“¿Sabes que mi mamá me va a dejar morder la medalla?”, dice la pequeña Naira, cinco años, rubia, con una camiseta roja que pone: “Vamos mamá”. No para de correr de un sitio a otro, cerca de la zona del podio de Szeged, Hungría. Su mamá es Teresa Portela, 37 años. Acaba de conseguir el bronce en la final del K1-200, su 15 medalla mundial; un caso único de longevidad en una prueba tan explosiva como el 200. Acaba, además, de conseguir la clasificación para Tokio2020. Se convierte en la primera española en participar en seis Juegos. Eso significa estar más de 20 años en la elite. “Yo es que no sé, no sé lo que he hecho, no me lo creo. No me lo creo. No, soy consciente. No soy ejemplo de nada. Sólo sé una cosa: que siento que no he llegado a mi fin, que he trabajado duro”, dice Teri –así es como la llaman todos- al salir del agua. No para de temblar, ni de llorar. “Estoy aún con mucha tensión, lo siento”, se disculpa, está como en estado de shock.

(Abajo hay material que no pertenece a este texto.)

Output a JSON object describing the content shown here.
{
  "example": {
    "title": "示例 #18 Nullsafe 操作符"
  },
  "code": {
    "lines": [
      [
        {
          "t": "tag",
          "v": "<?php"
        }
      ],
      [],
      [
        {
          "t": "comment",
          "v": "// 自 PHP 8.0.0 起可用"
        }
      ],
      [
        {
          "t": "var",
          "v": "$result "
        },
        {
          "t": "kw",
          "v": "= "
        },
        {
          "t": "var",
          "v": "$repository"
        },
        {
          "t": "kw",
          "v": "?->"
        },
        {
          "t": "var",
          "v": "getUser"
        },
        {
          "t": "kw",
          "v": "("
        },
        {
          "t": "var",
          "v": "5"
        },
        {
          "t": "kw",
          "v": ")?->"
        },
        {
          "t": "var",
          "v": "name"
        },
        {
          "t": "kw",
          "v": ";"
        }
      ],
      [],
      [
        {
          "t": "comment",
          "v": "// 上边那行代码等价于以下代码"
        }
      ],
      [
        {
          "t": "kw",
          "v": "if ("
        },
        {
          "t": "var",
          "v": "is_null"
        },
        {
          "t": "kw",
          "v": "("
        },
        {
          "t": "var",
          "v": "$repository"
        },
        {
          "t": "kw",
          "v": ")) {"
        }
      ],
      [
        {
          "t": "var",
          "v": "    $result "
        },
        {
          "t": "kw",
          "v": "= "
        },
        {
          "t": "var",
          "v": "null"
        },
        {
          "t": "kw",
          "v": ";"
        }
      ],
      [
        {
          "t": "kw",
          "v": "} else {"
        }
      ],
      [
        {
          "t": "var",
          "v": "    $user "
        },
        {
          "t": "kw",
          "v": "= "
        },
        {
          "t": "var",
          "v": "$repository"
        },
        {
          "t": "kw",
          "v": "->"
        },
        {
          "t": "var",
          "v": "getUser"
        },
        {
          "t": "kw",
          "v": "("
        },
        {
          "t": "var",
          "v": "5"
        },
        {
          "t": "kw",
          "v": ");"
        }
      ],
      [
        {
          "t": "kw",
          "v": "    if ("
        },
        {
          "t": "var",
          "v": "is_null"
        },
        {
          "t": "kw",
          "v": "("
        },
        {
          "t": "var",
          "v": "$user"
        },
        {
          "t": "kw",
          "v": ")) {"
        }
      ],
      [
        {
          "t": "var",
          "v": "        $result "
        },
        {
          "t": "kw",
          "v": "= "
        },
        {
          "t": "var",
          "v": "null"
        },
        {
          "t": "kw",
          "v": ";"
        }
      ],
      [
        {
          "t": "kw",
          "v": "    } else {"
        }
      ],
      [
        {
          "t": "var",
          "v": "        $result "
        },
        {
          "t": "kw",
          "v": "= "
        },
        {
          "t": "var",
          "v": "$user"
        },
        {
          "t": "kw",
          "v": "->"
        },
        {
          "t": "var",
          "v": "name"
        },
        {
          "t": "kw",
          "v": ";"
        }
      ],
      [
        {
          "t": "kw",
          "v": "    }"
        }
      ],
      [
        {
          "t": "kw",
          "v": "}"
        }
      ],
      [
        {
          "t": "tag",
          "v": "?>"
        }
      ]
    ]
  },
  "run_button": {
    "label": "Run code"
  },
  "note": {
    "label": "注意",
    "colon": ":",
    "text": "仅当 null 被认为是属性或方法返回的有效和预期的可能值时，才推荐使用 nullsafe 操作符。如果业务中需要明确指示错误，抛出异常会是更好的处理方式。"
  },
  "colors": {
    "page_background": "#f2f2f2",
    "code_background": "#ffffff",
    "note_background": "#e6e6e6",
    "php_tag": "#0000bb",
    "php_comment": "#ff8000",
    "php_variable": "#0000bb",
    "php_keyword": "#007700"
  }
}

“¿Podéis llamar a Daniel [Brage, su entrenador]? Llamadle, por favor, porque no sabrá ni donde tengo el chándal para ir a la ceremonia. Llamadle, por favor,”, repite con las pulsaciones a mil. En ese momento, menos de cinco minutos después de que terminara la carrera, es su única preocupación. En esas aparece David [Mascató, su marido y expalista] y sale disparada del túnel que lleva al podio. “Daviiiiiiid, Daviiiiid… siiiiiiiii”, le grita saltándole en brazos con un calor que abrasa el asfalto. Y el abrazo con él y su hija dura un minuto. Emotivo, sentido. Nadie se acerca en ese momento. David se queda con la pala de Teri mientras ella vuelve a zona mixta. Y sigue temblando y llorando a la espera de subir al podio.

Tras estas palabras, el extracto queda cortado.